Wide Not Deep: Anduril's Strategy for Modern Defense Manufacturing with CBO and President Matthew Steckman
Episode Description
In this episode of Building the Base, Hondo Geurts and Lauren Bedula sit down with Matthew Steckman, President and Chief Business Officer of Anduril Industries, recorded live at the Reagan National Defense Forum in Simi Valley. Matt discusses his path from being among the first dozen employees at Palantir's DC office to co-founding Anduril, which has grown from operating out of his backyard shed in 2017 to a 7,000-person international company with over 20 product lines. The conversation covers the founding team's decision to enter defense technology when venture capital investment in the sector was effectively prohibited, and examines the operational challenges of scaling both product development and manufacturing.
Five key takeaways from today's episode:
- The defense investment landscape has shifted dramatically since 2017: When Anduril launched, venture capital firms had bylaws explicitly prohibiting defense investments, reflecting a broader belief that major conflicts were unlikely. Those restrictions have since been removed as the strategic environment changed.
- Successful defense tech requires focus on difficult capability gaps: Matt advises founders to identify problems the government needs solved but cannot source from traditional contractors, maintain discipline around product roadmap, and avoid diluting defense focus by chasing commercial opportunities that compromise technical requirements.
- Scale in defense requires product portfolio breadth: Unlike enterprise software companies that achieve scale through a few products in large markets, Anduril has expanded to over 20 product lines, reflecting the need to address multiple segments of the defense market to build a substantial business.

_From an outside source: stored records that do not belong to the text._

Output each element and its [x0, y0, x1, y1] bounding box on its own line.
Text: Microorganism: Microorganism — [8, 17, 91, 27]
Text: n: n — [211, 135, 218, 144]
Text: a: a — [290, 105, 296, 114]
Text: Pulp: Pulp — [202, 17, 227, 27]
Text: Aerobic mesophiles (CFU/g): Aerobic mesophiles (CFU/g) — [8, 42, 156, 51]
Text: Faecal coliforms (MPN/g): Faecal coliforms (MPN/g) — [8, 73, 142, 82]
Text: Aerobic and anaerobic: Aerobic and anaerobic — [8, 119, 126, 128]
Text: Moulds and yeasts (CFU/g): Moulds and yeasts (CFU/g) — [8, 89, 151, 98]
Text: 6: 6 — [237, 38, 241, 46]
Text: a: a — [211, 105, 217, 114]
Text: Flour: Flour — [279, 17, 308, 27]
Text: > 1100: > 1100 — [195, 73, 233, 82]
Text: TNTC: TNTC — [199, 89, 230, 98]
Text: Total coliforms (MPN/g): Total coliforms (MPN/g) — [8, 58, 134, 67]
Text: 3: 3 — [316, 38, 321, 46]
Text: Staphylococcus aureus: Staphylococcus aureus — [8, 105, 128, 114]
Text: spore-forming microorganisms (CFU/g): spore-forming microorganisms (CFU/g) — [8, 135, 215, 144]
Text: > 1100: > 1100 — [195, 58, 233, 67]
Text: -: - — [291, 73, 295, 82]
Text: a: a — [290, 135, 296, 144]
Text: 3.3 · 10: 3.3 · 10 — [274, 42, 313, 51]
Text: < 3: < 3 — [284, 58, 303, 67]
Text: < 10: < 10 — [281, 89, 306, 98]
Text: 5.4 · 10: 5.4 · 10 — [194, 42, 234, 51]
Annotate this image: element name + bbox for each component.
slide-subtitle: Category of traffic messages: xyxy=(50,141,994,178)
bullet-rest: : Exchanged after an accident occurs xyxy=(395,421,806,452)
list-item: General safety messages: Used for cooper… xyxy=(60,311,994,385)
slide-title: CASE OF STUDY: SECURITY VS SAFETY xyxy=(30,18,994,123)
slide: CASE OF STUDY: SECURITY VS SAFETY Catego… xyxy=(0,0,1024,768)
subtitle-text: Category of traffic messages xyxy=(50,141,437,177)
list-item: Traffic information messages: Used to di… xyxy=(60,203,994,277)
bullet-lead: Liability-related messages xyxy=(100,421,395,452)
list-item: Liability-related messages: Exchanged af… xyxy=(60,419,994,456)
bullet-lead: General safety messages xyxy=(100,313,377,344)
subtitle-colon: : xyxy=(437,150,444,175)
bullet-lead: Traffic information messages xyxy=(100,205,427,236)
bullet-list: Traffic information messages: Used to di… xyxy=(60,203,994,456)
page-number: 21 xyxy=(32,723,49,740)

- Manufacturing strategy must account for demand unpredictability: Anduril addresses high-mix, low-rate production challenges by designing products with commercial components, centralizing manufacturing operations at their Ohio facility, and building flexibility across production lines to handle variable government forecasting.
- Acquisition reform progress is incremental but cumulative: Having observed four cycles of acquisition reform over two decades, Matt notes that while individual reforms don't eliminate all obstacles, each iteration reduces friction and enables program managers to leverage new authorities more effectively.